Lula nas ruas. O ex-presidente Luiz Inácio Lula da Silva está na estrada há mais de 30 anos. Nesse tempo, reagiu às tentativas de cerco com tática já conhecida: sair do isolamento, voltar às ruas e estreitar os vínculos com o povo, buscando voto ou apoio. Ou os dois. Na fala de Paris, mais importante que a ameaça de “um dia voltar a ser candidato” — um dia que cairia em 2014 — foi o aviso de que reeditará as Caravanas da Cidadania. Com elas, Lula e o PT chegaram ao Brasil profundo, abrindo caminho para a vitória em 2002. Em 2005, na crise do mensalão, quando a oposição começou a falar em impeachment, ele avisou que não teria o destino de Vargas, nem de Jânio e nem de Jango. Deixou o Planalto e começou a viajar pelo Brasil. Constatando que a proposta de impeachment não teria base popular, a oposição optou pela “sangria prolongada” para evitar sua reeleição. Perdeu em 2006 e em 2010.
Para evitar a reeleição de Dilma, os adversários tentam, primeiro, quebrar as pernas de Lula, embora o provável candidato tucano, Aécio Neves, diga que o alvo deve ser ela. O aviso de Lula foi de que voltará logo às ruas para defender a permanência do PT no poder. Seja com Dilma ou até com seu retorno, se for preciso. 2014 já começou. E promete uma luta política das mais encarniçadas.
Conjuntura Dilma. Dilma vai chegando ao fim do primeiro biênio de governo com uma contabilidade contraditória: popularidade alta, economia retraída e conflitos federativos.
Na sexta-feira, quando fez 65 anos, colheu mais um elevado índice de aprovação ao governo (62%) e à sua atuação pessoal (78%), segundo a pesquisa CNI/Ibope. Não foi arranhada pelo julgamento do mensalão nem pela Operação Porto Seguro. A economia, por outro lado, não respondeu satisfatoriamente, no terceiro trimestre, às medidas tomada pelo governo. Mas também na sexta-feira surgiram sinais de que outubro foi bem melhor que setembro, e de que os dois últimos meses podem garantir um PIB menos decepcionante que o imaginado.
O principal problema da presidente, hoje, é o federativo, que poderia ter sido evitado com mais diálogo. Os estados perderam receitas com a retração econômica e com as desonerações adotadas para enfrentá-la. Candidata, Dilma precisará dos governadores. O Congresso deve derrubar seus vetos à lei de royaties do petróleo, levando à judicialização do assunto. Como diz o senador Francisdo Dornelles, royalties são compensações aos estados produtores pelo desgaste da exploração, não são receitas tributárias a serem repartidas. Mas o angu está feito. E o que deveria ser melhor repartido, os recursos do FPE, não devem ter, já em 2014, uma regra nova. E a MP do setor elétrico deve ter esta semana uma votação conturbadíssima.

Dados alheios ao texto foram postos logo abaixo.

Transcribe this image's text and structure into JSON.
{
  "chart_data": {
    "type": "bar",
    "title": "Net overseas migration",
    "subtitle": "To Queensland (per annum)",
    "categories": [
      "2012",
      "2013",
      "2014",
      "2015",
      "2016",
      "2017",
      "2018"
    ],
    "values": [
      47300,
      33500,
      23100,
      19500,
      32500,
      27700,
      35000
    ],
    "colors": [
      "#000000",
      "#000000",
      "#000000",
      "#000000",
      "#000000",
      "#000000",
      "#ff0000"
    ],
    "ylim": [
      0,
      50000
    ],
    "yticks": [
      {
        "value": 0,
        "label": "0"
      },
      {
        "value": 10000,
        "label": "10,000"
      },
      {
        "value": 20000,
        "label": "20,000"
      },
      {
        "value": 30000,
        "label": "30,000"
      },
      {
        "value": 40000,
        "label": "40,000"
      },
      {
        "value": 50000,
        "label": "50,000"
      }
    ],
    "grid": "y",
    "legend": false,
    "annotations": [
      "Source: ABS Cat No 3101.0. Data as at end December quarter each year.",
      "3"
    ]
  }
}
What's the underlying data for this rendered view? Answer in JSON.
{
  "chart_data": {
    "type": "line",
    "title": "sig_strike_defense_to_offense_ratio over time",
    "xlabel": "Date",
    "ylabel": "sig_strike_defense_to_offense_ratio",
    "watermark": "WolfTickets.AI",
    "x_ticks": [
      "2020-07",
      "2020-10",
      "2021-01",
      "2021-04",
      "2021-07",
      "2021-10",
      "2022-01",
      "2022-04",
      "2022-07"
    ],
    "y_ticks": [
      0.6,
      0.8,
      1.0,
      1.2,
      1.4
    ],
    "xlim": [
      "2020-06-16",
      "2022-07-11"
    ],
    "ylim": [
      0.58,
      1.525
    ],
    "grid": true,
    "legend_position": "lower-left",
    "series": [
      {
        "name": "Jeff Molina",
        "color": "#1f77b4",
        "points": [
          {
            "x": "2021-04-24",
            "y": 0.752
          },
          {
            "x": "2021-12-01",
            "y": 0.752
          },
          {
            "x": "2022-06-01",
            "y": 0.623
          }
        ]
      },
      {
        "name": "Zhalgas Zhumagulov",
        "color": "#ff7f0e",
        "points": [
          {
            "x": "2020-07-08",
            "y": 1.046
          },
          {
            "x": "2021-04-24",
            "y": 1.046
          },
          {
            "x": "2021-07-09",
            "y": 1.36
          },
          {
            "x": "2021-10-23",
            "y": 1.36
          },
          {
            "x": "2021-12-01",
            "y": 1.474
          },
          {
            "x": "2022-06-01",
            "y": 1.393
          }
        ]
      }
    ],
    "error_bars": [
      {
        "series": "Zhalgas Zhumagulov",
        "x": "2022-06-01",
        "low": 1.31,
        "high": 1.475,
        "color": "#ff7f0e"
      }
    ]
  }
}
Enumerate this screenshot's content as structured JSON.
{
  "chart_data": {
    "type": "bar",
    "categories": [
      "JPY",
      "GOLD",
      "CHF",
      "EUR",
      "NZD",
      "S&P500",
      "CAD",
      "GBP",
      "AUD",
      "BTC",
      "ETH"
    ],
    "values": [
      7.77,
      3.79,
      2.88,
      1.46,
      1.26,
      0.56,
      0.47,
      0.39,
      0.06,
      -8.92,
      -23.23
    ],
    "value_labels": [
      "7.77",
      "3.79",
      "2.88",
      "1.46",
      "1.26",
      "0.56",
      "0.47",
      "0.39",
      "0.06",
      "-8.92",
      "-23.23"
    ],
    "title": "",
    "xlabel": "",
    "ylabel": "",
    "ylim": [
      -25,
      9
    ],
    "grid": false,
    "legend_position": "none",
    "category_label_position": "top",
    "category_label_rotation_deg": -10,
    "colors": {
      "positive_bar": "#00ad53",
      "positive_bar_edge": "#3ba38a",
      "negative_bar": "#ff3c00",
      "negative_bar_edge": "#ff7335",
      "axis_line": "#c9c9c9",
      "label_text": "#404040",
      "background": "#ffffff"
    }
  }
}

Agora Dilma faz um aceno pacificador aos governadores: deve editar MP trocando o IGP-DI pelo IPCA na correção das dívidas estaduais, um pleito antigo.
Sarney no Planalto. A presidência interina do senador José Sarney, entre quinta-feira e hoje, foi muito lembrada pelo cenário econômico negativo, marcado pela hiperinflação deixada pela ditadura. A fidelidade histórica manda lembrar que seu governo assegurou o avanço da transição democrática, deu início ao desmonte do entulho autoritário, convocou a Constituinte e deu posse ao primeiro presidente eleito.